Of times and traditions

Well, here we are at last: the last week of classes of the semester. Finals start next week, of course, and after that the campus will slowly drain of life as most of the students head away for the Christmas vacation. It’s difficult, empirical evidence to the contrary, to credit and accept the fact that I’ve been here in the U.S., at RPI, since August, and that I’ve survived (if barely) my first semester, with all the highs and lows, triumphs and disasters, that entails. Even if the freezing cold weather I was first warned about long before I set foot in Troy has singularly failed to materialise to date, and my internal chronometer notwithstanding, it is December: Where has the time gone?

It’s at times like this, when we are far from home and disoriented by the new and unfamiliar, that we fall most strongly back on the comfort and support of routine, of the familiar cycles. Perhaps we grew up with them, or perhaps they came into our lives through choice or by accretion; maybe, even, we don’t know where they came from, or when they became a tradition, but there they are nonetheless. While I was away for Thanksgiving, celebrating a new tradition, the routine reasserted itself with the memory that the Sunday before was the last Sunday before Advent, or “Stir Up Sunday” as it’s commonly known back home. Stir up, we beseech thee, O Lord, the wills of thy faithful people, begins the reading for the week in the old English Book of Common Prayer, and, given how the Christmas treats are at their best when they’ve been given chance to sit and mature for a while, it was an apt reminder to get on with stirring the pudding together. Even now, two weeks later, I have a mild sense of self-reproachment that I’m behind in my preparations. Only three weeks until Christmas, and not a pudding made nor a mince pie baked: for shame …

What makes a tradition? What elevates the cyclical, the repetitive, the routine, to the point where it becomes a “tradition”? All the “traditional” carols that I’ve sung down the years, they weren’t always “traditional”: Once they, like everything else, was brand shining new. “Tradition” comes but slowly, little by little, down the years, until it seems unthinkable for a particular event to occur without this thing, which once was new and unimagined, being part of it.

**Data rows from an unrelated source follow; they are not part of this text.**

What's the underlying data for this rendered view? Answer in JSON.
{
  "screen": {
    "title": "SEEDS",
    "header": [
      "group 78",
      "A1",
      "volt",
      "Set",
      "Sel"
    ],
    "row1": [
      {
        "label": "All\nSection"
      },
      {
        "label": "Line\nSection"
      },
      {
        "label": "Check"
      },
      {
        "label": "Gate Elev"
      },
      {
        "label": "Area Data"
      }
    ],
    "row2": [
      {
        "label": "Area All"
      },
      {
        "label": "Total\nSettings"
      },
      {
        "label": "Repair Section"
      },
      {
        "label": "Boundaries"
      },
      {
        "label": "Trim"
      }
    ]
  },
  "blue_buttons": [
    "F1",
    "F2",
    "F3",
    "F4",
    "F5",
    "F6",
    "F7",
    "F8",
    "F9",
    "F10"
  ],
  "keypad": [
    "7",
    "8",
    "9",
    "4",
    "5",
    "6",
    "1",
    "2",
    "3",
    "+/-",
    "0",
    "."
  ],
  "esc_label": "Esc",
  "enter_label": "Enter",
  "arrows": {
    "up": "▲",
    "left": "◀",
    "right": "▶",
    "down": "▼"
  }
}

Roast turkey for Christmas dinner is as considered the “traditional” thing to eat back home, but it’s interesting to consider that this tradition didn’t get started until the early 20th century: Until then, roast goose was the standard. Even the academic year is a tradition, beginning in late summer and progressing through the year to the end of spring, with its familiar events (matriculation, examination, graduation) and the ebb and flow of students to campus arriving and departing for the first or last time and all the times in between.

But this won’t get any mince pies baked, and it certainly won’t get my assignments written or any studying done for my three finals. So I shall yield to tradition, buckle down, and get on with what I have to do, and let you do the same. Happy Christmas, and see you next year.